Expectation propagation for Bayesian multi-task feature selection

  • Authors:
  • Daniel Hernández-Lobato;José Miguel Hernández-Lobato;Thibault Helleputte;Pierre Dupont

  • Affiliations:
  • ICTEAM institute, Université catholique de Louvain, Louvain-la-Neuve, Belgium;Computer Science Department, Universidad Autónoma de Madrid, Madrid, Spain;ICTEAM institute, Université catholique de Louvain, Louvain-la-Neuve, Belgium;ICTEAM institute, Université catholique de Louvain, Louvain-la-Neuve, Belgium

  • Venue:
  • ECML PKDD'10 Proceedings of the 2010 European conference on Machine learning and knowledge discovery in databases: Part I
  • Year:
  • 2010

Quantified Score

Hi-index 0.00

Visualization

Abstract

In this paper we propose a Bayesian model for multitask feature selection. This model is based on a generalized spike and slab sparse prior distribution that enforces the selection of a common subset of features across several tasks. Since exact Bayesian inference in this model is intractable, approximate inference is performed through expectation propagation (EP). EP approximates the posterior distribution of the model using a parametric probability distribution.
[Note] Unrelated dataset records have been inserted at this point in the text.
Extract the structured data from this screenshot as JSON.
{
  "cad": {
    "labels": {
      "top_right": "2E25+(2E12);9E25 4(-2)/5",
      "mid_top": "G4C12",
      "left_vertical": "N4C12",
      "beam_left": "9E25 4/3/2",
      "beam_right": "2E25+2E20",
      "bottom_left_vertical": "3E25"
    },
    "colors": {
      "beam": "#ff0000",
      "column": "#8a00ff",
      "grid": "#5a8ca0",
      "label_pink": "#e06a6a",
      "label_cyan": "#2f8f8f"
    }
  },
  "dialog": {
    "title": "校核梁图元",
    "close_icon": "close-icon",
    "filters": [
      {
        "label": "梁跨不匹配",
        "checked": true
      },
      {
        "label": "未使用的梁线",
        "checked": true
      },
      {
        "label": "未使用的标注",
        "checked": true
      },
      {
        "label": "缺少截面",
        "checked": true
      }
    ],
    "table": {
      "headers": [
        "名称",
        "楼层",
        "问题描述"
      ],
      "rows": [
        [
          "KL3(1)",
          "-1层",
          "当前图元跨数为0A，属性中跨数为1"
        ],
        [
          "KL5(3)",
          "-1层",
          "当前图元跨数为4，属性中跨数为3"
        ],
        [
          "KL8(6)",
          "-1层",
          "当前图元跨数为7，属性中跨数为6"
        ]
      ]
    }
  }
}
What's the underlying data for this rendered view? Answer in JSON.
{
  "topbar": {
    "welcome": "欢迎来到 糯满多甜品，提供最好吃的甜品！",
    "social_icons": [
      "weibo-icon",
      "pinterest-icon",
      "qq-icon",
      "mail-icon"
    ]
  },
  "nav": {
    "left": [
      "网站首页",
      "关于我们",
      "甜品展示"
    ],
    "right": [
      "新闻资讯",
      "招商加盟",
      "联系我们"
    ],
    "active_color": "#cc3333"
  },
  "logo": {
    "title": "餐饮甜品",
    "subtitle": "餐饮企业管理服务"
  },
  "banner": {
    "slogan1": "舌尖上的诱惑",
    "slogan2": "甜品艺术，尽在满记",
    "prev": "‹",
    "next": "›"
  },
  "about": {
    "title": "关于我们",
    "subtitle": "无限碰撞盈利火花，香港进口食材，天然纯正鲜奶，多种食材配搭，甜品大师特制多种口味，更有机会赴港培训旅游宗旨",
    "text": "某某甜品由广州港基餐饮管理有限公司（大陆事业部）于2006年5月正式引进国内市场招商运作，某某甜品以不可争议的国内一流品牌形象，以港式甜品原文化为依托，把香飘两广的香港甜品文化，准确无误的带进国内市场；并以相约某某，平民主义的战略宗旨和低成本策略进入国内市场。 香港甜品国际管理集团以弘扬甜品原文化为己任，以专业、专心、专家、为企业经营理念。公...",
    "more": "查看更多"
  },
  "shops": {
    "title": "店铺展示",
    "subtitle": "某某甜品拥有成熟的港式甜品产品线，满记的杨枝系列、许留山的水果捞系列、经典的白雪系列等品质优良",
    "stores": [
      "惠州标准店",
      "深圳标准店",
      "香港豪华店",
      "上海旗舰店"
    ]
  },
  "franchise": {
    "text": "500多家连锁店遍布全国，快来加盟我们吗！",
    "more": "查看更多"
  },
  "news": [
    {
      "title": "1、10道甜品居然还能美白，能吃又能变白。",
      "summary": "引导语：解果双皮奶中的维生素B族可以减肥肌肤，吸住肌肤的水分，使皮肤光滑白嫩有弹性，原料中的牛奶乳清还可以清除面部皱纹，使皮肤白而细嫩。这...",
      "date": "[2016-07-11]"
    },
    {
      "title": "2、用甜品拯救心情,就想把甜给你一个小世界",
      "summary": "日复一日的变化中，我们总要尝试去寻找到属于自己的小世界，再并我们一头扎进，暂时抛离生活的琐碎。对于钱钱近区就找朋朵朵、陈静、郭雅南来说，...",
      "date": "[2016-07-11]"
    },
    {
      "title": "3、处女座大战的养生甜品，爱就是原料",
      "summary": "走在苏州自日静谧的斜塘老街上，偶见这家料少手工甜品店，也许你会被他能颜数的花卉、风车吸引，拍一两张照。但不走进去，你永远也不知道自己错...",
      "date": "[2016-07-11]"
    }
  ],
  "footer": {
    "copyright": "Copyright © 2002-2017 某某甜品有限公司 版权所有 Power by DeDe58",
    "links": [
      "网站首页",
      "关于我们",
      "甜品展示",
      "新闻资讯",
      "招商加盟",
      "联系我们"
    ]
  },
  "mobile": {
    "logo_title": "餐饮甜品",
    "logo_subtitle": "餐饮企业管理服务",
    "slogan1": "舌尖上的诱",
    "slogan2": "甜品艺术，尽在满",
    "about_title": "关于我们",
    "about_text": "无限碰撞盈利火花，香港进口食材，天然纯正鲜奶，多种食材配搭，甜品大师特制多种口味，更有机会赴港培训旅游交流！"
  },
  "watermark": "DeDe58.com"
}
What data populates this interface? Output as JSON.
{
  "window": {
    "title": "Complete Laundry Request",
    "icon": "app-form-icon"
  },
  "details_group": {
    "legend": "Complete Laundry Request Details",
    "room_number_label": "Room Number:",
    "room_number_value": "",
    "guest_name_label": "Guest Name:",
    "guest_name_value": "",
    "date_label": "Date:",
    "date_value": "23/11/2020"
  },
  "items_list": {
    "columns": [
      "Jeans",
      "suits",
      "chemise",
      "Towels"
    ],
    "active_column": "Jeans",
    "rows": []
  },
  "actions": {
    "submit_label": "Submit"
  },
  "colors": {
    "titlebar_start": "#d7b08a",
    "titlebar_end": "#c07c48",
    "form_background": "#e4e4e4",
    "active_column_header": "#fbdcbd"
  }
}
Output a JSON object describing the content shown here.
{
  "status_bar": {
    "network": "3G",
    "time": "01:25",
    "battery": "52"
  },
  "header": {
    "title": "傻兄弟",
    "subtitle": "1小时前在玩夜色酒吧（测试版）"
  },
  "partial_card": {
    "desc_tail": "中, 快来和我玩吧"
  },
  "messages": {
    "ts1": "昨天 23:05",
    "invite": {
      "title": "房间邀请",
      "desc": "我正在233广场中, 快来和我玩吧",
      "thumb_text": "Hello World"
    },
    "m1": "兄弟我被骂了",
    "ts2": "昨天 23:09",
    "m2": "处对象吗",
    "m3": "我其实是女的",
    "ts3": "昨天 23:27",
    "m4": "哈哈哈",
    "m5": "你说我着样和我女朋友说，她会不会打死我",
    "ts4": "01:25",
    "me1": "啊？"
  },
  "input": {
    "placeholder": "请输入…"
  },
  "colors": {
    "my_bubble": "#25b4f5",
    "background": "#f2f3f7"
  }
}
This posterior approximation is particularly useful to identify relevant features for prediction. We focus on problems for which the number of features d is significantly larger than the number of instances for each task. We propose an efficient parametrization of the EP algorithm that offers a computational complexity linear in d. Experiments on several multitask datasets show that the proposed model outperforms baseline approaches for single-task learning or data pooling across all tasks, as well as two state-of-the-art multi-task learning approaches. Additional experiments confirm the stability of the proposed feature selection with respect to various sub-samplings of the training data.